When executing an RPC both nodes involved will send heart beats to a unique channel keyed by the request ID AND the nodes role in the RPC. For example:
- The node executing RPC will pulse heart beats to a channel with a key such as
NodeSendingRequest:GUID - The node sending the request to the service will pulse heart beats to a channel with a key such as:
NodeReceivingRequest:GUID
Now each node can watch for heart beats from the other node, when heart beats stop being sent they can assume it is offline and cancel/abandon the request.
Since redis can lose data at anytime the queue is able to detect data lose and cancel any inflight requests when data lose occurs.
Message serialisation is provided by re-using the serialiser halibut uses for transferring requests/responses over the wire.
All values in redis have a TTL applied, so redis will automatically clean up old keys if Halibut does not.
Request message TTL: request pickup timeout + 2 minutes. Response TTL: default 20 minutes. Pending GUID list TTL: 1 day. Heartbeat rates: 15s; timeouts: sender 90s, processor 60s.

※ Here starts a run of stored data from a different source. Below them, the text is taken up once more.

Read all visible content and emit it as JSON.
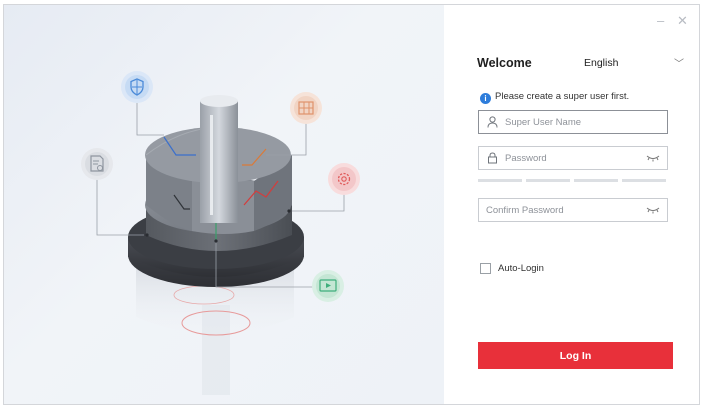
{
  "window": {
    "minimize_symbol": "–",
    "close_symbol": "✕"
  },
  "login": {
    "welcome": "Welcome",
    "language": "English",
    "notice": "Please create a super user first.",
    "username_placeholder": "Super User Name",
    "password_placeholder": "Password",
    "confirm_placeholder": "Confirm Password",
    "auto_login_label": "Auto-Login",
    "auto_login_checked": false,
    "login_button": "Log In",
    "password_strength_segments": 4
  },
  "colors": {
    "primary_red": "#e8303a",
    "info_blue": "#2e7ddb",
    "icon_blue": "#4a8ad8",
    "icon_orange": "#e0926a",
    "icon_red": "#e05a5a",
    "icon_green": "#3fae7c",
    "icon_gray": "#8f96a0"
  },
  "illustration_icons": [
    "shield-icon",
    "grid-icon",
    "gear-icon",
    "video-icon",
    "document-search-icon"
  ]
}
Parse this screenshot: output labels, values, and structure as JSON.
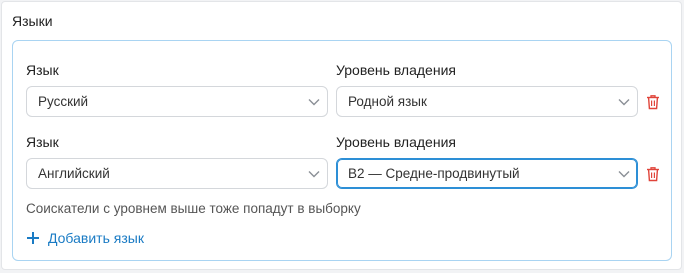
{
  "section": {
    "title": "Языки"
  },
  "rows": [
    {
      "language_label": "Язык",
      "language_value": "Русский",
      "level_label": "Уровень владения",
      "level_value": "Родной язык"
    },
    {
      "language_label": "Язык",
      "language_value": "Английский",
      "level_label": "Уровень владения",
      "level_value": "B2 — Средне-продвинутый"
    }
  ],
  "hint": "Соискатели с уровнем выше тоже попадут в выборку",
  "add_button": {
    "label": "Добавить язык"
  },
  "colors": {
    "accent": "#1a7bc4",
    "focus_border": "#2d8fd6",
    "card_border": "#a9d4f2",
    "delete_icon": "#e0443a"
  }
}
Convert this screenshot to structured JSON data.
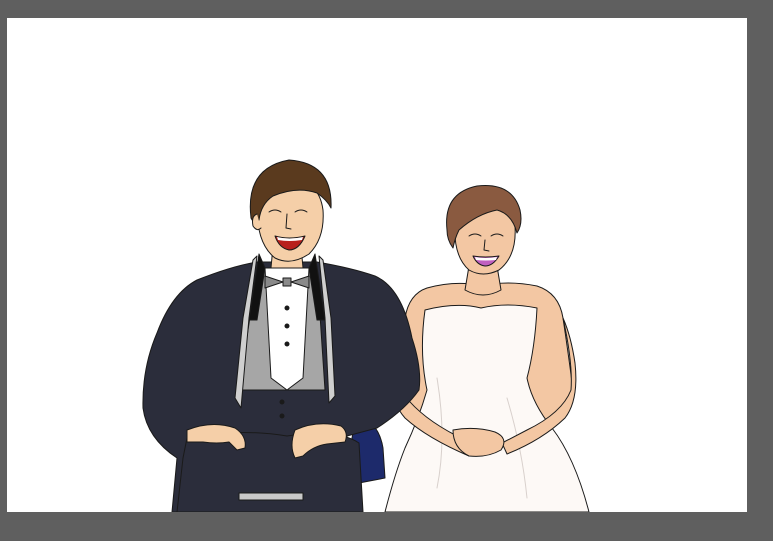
{
  "canvas": {
    "workspace_color": "#5f5f5f",
    "artboard_color": "#ffffff"
  },
  "illustration": {
    "subject": "wedding-couple-illustration",
    "colors": {
      "tuxedo": "#2b2d3b",
      "lapel_trim": "#cfcfcf",
      "vest": "#a6a6a6",
      "shirt": "#ffffff",
      "groom_skin": "#f5cfa8",
      "groom_hair": "#5a3a1e",
      "bride_skin": "#f3c7a3",
      "bride_hair": "#8a5a40",
      "dress": "#fdf9f6",
      "chair_back": "#1d2a6b",
      "chair_seat": "#c9c9c9",
      "chair_leg": "#6b5a52",
      "outline": "#1a1a1a",
      "groom_mouth": "#b8201c",
      "bride_mouth": "#c060c0"
    }
  }
}
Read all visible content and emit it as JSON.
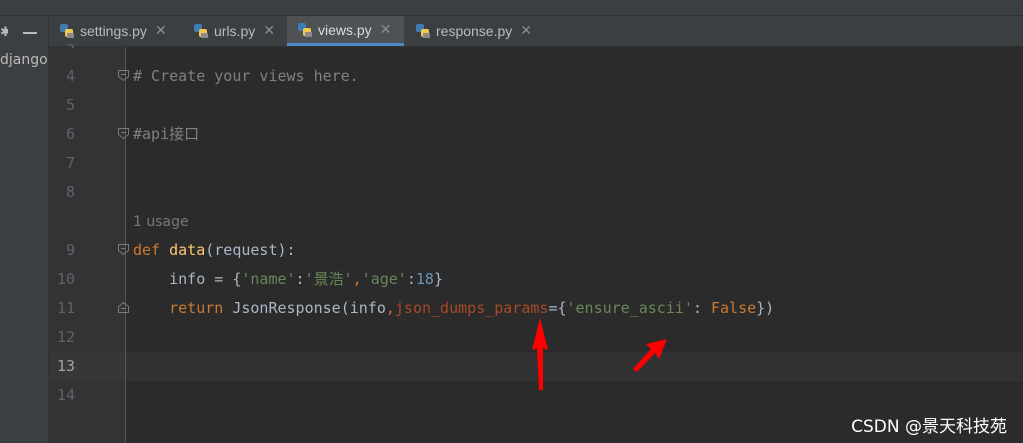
{
  "left_panel": {
    "project_label": "django"
  },
  "tabs": [
    {
      "label": "settings.py",
      "active": false
    },
    {
      "label": "urls.py",
      "active": false
    },
    {
      "label": "views.py",
      "active": true
    },
    {
      "label": "response.py",
      "active": false
    }
  ],
  "editor": {
    "partial_top_line_number": "3",
    "current_line": 13,
    "line_numbers": [
      "4",
      "5",
      "6",
      "7",
      "8",
      "9",
      "10",
      "11",
      "12",
      "13",
      "14"
    ],
    "inlay_hint": "1 usage",
    "code": {
      "line4_comment": "# Create your views here.",
      "line6_comment": "#api接口",
      "line9": {
        "kw_def": "def",
        "fn_name": "data",
        "rest": "(request):"
      },
      "line10": {
        "indent": "    ",
        "a": "info = {",
        "s1": "'name'",
        "b": ":",
        "s2": "'景浩'",
        "c": ",",
        "s3": "'age'",
        "d": ":",
        "n1": "18",
        "e": "}"
      },
      "line11": {
        "indent": "    ",
        "kw_return": "return",
        "a": " JsonResponse(info",
        "comma": ",",
        "param": "json_dumps_params",
        "b": "={",
        "s1": "'ensure_ascii'",
        "c": ": ",
        "kw_false": "False",
        "d": "})"
      }
    }
  },
  "watermark": "CSDN @景天科技苑",
  "colors": {
    "background": "#2b2b2b",
    "gutter": "#313335",
    "keyword": "#cc7832",
    "function": "#ffc66d",
    "string": "#6a8759",
    "number": "#6897bb",
    "comment": "#808080",
    "param": "#aa4926",
    "active_tab_underline": "#4a88c7",
    "annotation_arrow": "#ff0000"
  },
  "icons": [
    "gear-icon",
    "minimize-icon",
    "python-file-icon",
    "close-icon",
    "fold-marker-icon"
  ]
}
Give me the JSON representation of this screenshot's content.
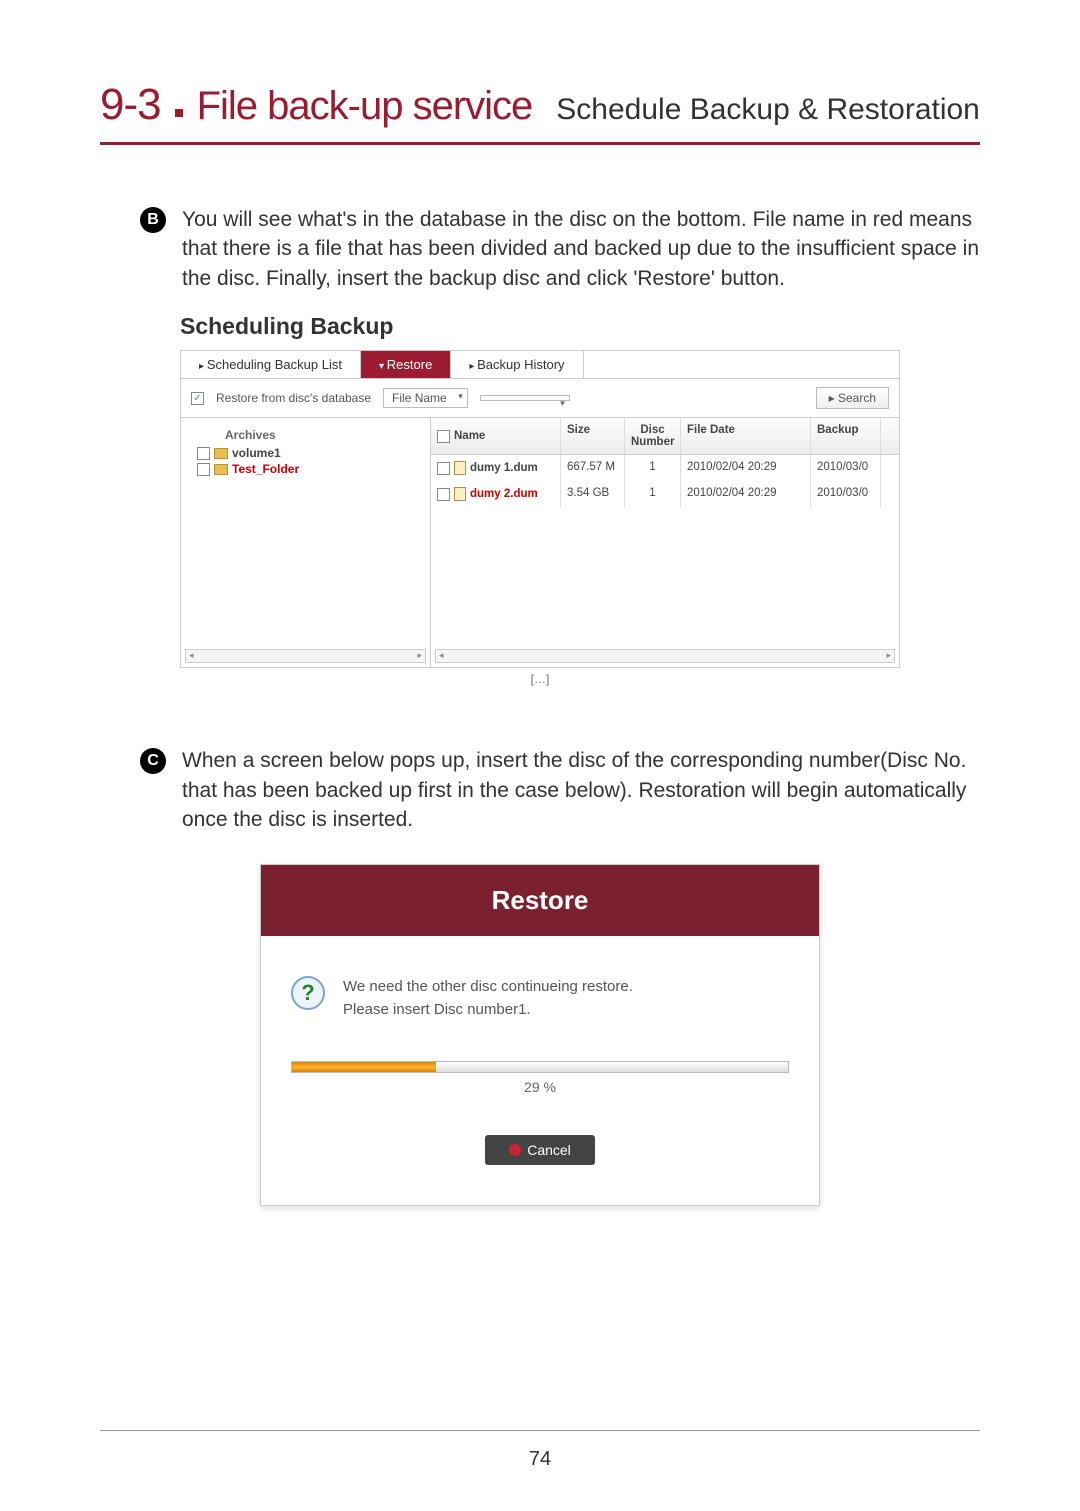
{
  "section": {
    "number": "9-3",
    "title_main": "File back-up service",
    "title_sub": "Schedule Backup & Restoration"
  },
  "bullet_b": {
    "letter": "B",
    "text": "You will see what's in the database in the disc on the bottom. File name in red means that there is a file that has been divided and backed up due to the insufficient space in the disc. Finally, insert the backup disc and click 'Restore' button."
  },
  "app1": {
    "title": "Scheduling Backup",
    "tabs": {
      "list": "Scheduling Backup List",
      "restore": "Restore",
      "history": "Backup History"
    },
    "filter": {
      "checkbox_label": "Restore from disc's database",
      "select_label": "File Name",
      "search": "Search"
    },
    "tree": {
      "header": "Archives",
      "items": [
        "volume1",
        "Test_Folder"
      ]
    },
    "table": {
      "headers": {
        "name": "Name",
        "size": "Size",
        "disc": "Disc Number",
        "date": "File Date",
        "backup": "Backup"
      },
      "rows": [
        {
          "name": "dumy 1.dum",
          "size": "667.57 M",
          "disc": "1",
          "date": "2010/02/04 20:29",
          "backup": "2010/03/0",
          "red": false
        },
        {
          "name": "dumy 2.dum",
          "size": "3.54 GB",
          "disc": "1",
          "date": "2010/02/04 20:29",
          "backup": "2010/03/0",
          "red": true
        }
      ],
      "pager": "[…]"
    }
  },
  "bullet_c": {
    "letter": "C",
    "text": "When a screen below pops up, insert the disc of the corresponding number(Disc No. that has been backed up first in the case below). Restoration will begin automatically once the disc is inserted."
  },
  "dialog": {
    "title": "Restore",
    "msg1": "We need the other disc continueing restore.",
    "msg2": "Please insert Disc number1.",
    "progress_pct": "29 %",
    "cancel": "Cancel"
  },
  "page_number": "74"
}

DataStreams are not stored in the queue, instead an implementation of IStoreDataStreamsForDistributedQueues must be provided. It will be called with the DataStreams that are to be stored, and will be called again with the "husks" of a DataStream that needs to be re-hydrated. DataStreams have unique GUIDs which make it easier to find the data for re-hydration.
Sub classing DataStream is a useful technique for avoiding the storage of DataStream data when it is trivial to read the data from some known places. For example a DataStream might be subclassed to hold the file location on disk that should be read when sending the data for a data stream. The halibut serialiser has been updated to work with sub classes of DataStream, in that it will ignore the sub class and send just the DataStream across the wire. This makes it safe to sub class DataStream for efficient storage and have that work with both listening and polling clients.